A resposta foi semelhante. "Será
uma sala para quem gosta de cinema, para cinéfilos radicais, não
tanto para quem prefere pipoca e
shopping", disse Meirelles.
"Freddy x Jason" e "Velozes e Furiosos" estão fora, mas "O Senhor
dos Anéis" até poderia entrar", resume, brincando, Sturm.
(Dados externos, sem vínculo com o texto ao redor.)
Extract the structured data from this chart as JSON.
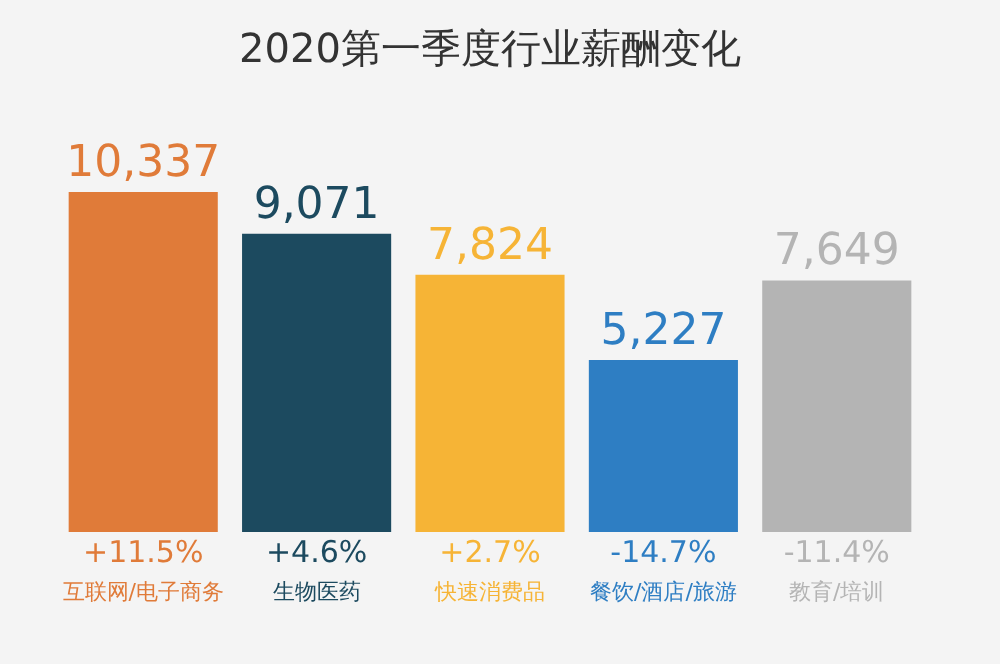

Entre os seis a oito filmes em
cartaz haverá sempre um brasileiro, e as salas receberão mostras e,
uma vez por mês, o "Noitão", que
exibirá filmes da noite de sexta à
manhã de sábado. "Haverá ainda
a "Segunda Chance", para bons filmes que ficaram pouco tempo
nos multiplex", diz Sturm.
Em suas viagens, Meirelles funcionará como um embaixador
para cinematografias novas ou
desprezadas pelo circuito comercial, que serão trazidas para a sessão "Cinema do Mundo". "Haverá uma sala com projeção digital
que possibilitará a exibição de filmes que nunca chegam ao mercado pelo alto custo de tradução e
legendagem", disse Meirelles.
Tanto os cineastas quanto a
produtora e o banco estão indo
contra a corrente. Hoje, quase não
há mais cinema de rua em São
Paulo. Um dos raros que sobrevivem já é o principal concorrente
da nova empreitada: o Espaço
Unibanco, na Augusta, a quatro
quarteirões do Belas Artes, de um
banco concorrente e também ligado a um diretor, Walter Salles.
Os cinemas de shopping respondem por 90% dos endereços
de São Paulo, e suas telas exibem
na maior parte dos casos blockbusters (megassucessos) e os chamados "filmes-pipoca" (fitas de
ação voltadas para adolescente).
"Sabemos do desafio, e é isso
que torna a coisa toda mais
atraente", disse a publicitária Andrea Barata, sócia de Fernando
Meirelles na O2. "Mas acreditamos que, bem administrado, o
Belas Artes pode voltar a ter o brilho de antes." A parceria tem duração inicial de sete anos.
Aliás, foi sob a bênção da publicidade que se deu a intersecção
entre os três controladores. A O2
produziu os filmes de 450 anos de
São Paulo para o HSBC, que gostou do resultado. Daí, fez a ponte
entre capital e trabalho -no caso,
André Sturm, da Pandora Filmes,
que havia adquirido o Belas Artes
para evitar seu fechamento.
"Foi no Belas Artes que assisti
ao segundo filme de minha vida,
com sete anos", lembra Sturm, ele
próprio diretor de um longa, "Sonhos Tropicais" (2001). "Era "Meu
Tio", de Jacques Tati, de 1958." (O
primeiro, a quem interessar, foi
"Bambi", longa da Disney de 42.)
Não será sua estréia à frente da
programação de um cinema. Estudante de administração da Faculdade Getúlio Vargas, foi ele o
responsável por uma fase memorável do Cineclube da GV, nos
anos 80. De lá passou pela Sala Cinemateca, em Pinheiros.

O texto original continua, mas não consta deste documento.